“Footnote”
Israel’s continued existence is a profound statement about the human planet and our willingness to think and work as a global community.
The Israel Prize is the highest national honor that the Jewish State has to offer. In the film Footnote, through the most simple and mundane of mistakes, the wrong man is told that he will receive the prize, and the right man is asked to tell him about it and thus break his heart. Making matters worse, the wrong man is the right man’s father. Both are Talmudic scholars, but of diametrically opposed philosophical viewpoints. The son searches for the glory of God and humanity in the mundane. The father disdains the workaday world and finds his struggle with God in the pure, rarefied air of books in the library. The son is deemed successful, the father only appreciated in the most private of circles.
Both because the film is in Hebrew with English subtitles and because its subject matter is scholarly people who live and die by words written and spoken, the first half-hour of the film is difficult to stay with, and it is easy to lose patience. But once the committee to determine the Israel Prize winner is gathered together in a closet-sized room, the film gets up and flies.
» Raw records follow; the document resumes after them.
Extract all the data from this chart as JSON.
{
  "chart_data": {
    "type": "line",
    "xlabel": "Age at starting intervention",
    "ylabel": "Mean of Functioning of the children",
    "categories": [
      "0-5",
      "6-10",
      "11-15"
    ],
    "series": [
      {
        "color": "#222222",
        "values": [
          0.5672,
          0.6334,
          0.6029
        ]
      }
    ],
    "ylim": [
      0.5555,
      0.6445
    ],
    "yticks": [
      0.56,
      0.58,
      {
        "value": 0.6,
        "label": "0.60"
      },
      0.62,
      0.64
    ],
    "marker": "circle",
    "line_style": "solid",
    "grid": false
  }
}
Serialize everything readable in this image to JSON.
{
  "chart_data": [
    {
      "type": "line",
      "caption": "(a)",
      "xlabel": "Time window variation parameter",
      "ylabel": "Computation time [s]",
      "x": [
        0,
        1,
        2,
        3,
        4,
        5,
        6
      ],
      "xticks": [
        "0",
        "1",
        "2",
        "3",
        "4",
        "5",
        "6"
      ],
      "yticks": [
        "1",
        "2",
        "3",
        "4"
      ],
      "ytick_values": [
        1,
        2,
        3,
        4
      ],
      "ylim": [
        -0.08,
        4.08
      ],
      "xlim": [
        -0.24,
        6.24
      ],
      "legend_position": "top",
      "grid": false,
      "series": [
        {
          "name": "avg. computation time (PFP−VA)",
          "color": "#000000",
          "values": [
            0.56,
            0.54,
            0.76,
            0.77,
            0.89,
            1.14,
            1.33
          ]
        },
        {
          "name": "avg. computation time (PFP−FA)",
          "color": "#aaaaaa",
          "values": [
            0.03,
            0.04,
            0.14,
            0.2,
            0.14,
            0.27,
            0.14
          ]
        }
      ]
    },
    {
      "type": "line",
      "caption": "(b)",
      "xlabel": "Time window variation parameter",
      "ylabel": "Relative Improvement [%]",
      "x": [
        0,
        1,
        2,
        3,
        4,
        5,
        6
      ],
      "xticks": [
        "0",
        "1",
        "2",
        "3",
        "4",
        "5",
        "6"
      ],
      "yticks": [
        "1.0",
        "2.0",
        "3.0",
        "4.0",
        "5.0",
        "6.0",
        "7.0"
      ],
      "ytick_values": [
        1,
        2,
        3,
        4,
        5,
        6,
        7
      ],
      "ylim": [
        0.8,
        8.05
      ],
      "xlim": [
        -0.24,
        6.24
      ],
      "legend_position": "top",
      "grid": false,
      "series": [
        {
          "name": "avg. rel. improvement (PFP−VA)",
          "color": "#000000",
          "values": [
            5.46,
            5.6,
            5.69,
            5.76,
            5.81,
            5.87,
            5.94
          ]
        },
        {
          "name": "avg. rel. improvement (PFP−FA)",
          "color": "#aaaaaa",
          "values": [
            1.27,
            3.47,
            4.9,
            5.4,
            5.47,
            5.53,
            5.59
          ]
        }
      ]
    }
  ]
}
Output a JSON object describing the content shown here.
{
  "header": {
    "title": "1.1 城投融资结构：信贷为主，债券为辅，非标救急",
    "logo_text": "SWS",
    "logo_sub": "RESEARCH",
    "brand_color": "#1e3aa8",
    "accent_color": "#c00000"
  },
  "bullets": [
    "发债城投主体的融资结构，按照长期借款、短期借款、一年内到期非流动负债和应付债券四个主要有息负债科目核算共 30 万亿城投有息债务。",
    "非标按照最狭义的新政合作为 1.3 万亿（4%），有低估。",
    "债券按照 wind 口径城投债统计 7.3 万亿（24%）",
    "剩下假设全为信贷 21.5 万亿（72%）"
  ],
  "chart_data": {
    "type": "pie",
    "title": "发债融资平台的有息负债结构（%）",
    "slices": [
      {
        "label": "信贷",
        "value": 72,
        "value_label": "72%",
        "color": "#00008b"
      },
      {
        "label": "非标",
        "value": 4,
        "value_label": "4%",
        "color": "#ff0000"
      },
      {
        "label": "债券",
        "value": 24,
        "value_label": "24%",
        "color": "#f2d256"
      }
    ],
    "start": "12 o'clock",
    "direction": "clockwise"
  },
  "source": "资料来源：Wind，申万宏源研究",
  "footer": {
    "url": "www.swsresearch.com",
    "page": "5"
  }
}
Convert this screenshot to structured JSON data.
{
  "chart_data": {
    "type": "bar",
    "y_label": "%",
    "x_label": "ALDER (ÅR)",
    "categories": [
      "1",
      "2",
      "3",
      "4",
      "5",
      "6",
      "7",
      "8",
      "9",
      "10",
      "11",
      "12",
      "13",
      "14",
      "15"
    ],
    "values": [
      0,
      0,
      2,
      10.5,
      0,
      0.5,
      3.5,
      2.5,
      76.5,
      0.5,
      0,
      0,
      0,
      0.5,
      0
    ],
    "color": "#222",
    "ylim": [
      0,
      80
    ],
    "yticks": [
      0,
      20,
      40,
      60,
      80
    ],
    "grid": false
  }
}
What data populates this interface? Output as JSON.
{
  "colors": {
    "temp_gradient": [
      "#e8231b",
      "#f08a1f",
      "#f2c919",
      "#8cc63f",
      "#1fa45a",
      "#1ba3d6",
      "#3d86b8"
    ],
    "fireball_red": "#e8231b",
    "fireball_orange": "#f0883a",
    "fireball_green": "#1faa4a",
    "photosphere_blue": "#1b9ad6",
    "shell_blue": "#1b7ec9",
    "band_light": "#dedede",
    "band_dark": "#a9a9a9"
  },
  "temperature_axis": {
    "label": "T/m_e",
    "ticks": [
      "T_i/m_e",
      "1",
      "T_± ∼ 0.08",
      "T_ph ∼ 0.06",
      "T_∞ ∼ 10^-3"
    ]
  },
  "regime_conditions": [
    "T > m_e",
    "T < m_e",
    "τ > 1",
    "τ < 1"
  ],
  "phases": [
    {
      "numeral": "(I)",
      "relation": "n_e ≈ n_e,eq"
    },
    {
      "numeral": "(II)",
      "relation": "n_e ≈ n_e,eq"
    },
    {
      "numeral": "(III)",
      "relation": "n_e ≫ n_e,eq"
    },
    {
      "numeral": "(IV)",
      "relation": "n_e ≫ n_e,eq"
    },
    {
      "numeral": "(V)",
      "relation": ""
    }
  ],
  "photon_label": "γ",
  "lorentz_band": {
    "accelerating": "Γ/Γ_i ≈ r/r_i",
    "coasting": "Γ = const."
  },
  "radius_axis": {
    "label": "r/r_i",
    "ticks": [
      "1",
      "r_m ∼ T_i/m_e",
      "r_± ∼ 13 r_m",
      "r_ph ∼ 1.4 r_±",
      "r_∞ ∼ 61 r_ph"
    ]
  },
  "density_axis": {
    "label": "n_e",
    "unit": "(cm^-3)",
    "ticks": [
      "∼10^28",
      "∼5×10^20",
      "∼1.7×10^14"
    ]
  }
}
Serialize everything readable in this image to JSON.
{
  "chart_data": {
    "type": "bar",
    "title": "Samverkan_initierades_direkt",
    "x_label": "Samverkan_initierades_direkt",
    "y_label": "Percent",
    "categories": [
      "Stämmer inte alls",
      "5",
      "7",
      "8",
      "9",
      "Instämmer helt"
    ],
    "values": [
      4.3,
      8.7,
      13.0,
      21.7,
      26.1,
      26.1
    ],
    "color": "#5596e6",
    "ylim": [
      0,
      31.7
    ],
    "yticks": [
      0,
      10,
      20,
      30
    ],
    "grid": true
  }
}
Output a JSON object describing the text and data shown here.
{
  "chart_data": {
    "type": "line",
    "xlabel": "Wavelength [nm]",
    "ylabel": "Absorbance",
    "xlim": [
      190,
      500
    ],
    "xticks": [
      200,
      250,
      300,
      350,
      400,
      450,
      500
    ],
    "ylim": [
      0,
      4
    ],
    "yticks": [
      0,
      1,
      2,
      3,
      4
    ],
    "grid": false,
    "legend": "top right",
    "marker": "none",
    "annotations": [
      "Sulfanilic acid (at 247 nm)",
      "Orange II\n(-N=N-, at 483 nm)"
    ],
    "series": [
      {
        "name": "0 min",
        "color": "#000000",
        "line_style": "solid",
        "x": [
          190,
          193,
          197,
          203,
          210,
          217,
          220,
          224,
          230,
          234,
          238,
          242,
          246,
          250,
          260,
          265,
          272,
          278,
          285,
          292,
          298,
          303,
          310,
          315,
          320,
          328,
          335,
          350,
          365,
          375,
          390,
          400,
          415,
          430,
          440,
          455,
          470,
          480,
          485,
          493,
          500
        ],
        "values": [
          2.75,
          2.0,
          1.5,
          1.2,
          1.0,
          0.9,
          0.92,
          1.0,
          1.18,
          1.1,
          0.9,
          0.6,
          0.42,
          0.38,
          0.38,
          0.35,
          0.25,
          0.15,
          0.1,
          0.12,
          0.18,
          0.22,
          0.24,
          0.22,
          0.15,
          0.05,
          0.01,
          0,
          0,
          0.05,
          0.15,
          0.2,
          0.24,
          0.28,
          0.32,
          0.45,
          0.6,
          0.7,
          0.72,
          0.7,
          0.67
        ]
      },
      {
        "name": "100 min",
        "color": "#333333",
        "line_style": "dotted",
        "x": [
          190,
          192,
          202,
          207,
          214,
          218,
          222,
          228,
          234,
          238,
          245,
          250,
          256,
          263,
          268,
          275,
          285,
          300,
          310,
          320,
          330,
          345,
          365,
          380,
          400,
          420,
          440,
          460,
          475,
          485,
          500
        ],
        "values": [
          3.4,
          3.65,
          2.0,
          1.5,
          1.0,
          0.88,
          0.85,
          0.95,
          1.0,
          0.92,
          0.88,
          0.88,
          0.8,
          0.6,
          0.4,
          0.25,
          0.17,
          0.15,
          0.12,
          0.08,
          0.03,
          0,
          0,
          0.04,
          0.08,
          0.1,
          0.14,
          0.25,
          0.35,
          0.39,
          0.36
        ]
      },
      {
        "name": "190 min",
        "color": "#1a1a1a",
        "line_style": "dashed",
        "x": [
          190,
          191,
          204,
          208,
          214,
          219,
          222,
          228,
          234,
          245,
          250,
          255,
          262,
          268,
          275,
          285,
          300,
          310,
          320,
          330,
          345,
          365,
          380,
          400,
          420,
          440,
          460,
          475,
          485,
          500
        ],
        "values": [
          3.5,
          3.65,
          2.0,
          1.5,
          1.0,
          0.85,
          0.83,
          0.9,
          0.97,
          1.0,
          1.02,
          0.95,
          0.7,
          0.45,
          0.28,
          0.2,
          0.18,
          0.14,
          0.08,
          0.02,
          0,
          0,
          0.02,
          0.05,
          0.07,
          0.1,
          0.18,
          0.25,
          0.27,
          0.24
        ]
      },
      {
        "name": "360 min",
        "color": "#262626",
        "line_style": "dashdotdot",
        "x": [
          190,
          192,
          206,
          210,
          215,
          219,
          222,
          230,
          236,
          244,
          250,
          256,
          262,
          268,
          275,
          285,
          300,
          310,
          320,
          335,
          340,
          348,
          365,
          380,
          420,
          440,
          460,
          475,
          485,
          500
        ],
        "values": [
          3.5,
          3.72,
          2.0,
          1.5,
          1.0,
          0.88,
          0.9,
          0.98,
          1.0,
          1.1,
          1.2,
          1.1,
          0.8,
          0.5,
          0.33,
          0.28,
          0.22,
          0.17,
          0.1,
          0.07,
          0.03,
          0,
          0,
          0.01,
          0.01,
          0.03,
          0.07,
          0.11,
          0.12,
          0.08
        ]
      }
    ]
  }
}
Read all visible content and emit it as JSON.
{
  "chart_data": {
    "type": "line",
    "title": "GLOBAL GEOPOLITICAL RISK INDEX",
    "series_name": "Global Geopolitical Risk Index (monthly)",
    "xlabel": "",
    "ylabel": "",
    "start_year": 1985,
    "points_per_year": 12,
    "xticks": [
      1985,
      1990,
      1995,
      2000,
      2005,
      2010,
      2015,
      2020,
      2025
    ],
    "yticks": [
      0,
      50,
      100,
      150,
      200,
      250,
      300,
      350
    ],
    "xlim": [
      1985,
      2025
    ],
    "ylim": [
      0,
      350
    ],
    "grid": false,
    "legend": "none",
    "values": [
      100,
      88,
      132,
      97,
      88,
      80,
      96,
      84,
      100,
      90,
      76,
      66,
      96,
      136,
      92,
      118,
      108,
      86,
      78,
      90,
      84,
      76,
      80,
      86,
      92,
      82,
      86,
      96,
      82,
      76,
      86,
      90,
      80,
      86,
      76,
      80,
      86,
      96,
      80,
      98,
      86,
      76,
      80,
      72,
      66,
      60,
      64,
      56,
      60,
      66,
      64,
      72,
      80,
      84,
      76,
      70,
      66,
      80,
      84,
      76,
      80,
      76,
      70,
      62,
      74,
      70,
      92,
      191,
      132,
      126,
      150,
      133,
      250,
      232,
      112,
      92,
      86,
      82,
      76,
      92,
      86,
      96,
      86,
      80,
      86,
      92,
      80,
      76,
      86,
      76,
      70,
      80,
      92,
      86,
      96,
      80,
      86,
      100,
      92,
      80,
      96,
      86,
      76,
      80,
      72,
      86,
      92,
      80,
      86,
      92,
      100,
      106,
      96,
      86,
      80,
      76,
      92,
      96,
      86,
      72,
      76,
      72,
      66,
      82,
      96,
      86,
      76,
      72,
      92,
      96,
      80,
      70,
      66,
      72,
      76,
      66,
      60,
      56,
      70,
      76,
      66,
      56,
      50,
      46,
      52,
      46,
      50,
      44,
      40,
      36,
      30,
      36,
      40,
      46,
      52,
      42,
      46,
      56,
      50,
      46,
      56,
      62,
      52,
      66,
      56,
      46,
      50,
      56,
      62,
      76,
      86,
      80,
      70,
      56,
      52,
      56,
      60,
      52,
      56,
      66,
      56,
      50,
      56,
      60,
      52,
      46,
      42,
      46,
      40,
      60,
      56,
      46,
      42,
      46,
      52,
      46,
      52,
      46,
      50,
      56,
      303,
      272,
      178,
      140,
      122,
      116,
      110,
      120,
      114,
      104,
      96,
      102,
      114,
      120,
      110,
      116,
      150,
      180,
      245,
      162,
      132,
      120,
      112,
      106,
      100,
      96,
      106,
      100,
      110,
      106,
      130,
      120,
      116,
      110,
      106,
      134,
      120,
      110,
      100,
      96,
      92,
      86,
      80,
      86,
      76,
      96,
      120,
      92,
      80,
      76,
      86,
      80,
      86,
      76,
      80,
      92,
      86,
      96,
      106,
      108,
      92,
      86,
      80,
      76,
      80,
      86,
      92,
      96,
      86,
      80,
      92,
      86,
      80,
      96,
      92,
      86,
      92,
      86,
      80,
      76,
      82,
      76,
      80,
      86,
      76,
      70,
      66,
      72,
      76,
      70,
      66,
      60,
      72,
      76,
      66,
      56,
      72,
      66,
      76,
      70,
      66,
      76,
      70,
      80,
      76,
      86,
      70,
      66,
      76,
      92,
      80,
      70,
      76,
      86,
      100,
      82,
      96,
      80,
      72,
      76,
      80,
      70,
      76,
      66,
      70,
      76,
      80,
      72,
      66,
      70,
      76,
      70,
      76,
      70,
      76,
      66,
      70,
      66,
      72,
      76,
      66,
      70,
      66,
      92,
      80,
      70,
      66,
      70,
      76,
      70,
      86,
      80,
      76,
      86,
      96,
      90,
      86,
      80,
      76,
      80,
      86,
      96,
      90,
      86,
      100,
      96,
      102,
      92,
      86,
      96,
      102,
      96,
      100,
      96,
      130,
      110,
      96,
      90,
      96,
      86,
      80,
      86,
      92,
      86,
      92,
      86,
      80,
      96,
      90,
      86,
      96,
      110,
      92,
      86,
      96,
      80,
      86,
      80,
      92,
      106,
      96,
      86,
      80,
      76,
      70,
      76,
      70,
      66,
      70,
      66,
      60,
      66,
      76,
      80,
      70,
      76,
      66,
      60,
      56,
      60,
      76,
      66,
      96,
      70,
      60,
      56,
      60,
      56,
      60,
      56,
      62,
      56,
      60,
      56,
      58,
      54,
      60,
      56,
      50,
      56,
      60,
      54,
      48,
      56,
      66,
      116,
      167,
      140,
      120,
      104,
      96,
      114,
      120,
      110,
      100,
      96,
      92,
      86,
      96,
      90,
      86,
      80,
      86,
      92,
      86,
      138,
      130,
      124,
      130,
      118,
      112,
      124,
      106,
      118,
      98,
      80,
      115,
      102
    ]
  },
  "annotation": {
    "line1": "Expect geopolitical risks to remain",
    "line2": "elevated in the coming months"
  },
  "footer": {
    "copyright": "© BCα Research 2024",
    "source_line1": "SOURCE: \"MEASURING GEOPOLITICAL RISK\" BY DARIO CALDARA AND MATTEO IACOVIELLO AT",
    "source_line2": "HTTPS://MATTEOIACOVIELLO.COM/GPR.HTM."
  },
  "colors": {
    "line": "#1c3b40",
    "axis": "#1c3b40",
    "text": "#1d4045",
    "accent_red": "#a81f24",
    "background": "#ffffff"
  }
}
Intelligence, thoughtfulness, care, respect for history and Jewish Law come into play as the son struggles with his choice: take the prize nonetheless and break his father’s heart, or deny himself the prestigious prize. The conflict is both comic and, because it foretells huge complications, tragic. From the moment the son and the father politely, with all the intellectual effort, square off, the film is an emotional ride both rare and wonderful.
There are fine touches of what it’s like to live amidst the high security that people in Israel must endure. If you don’t think it takes endurance and patience to be scanned with a wand, patted down, and walk among men carrying automatic weapons at the ready wherever you go, then you are more used to a police state than I am. One particularly heavy moment depicts the father and his wife, diminished by age, approaching the huge state building where the prize is to be awarded. There, they confront metal detectors and men with Uzis, looking as if they’re staring death in the face, clinging to each other as the only safe haven either knows, and proceeding with trust that their Lord would never abandon them.Footnote opens April 20 at the Landmark Downer Theatre.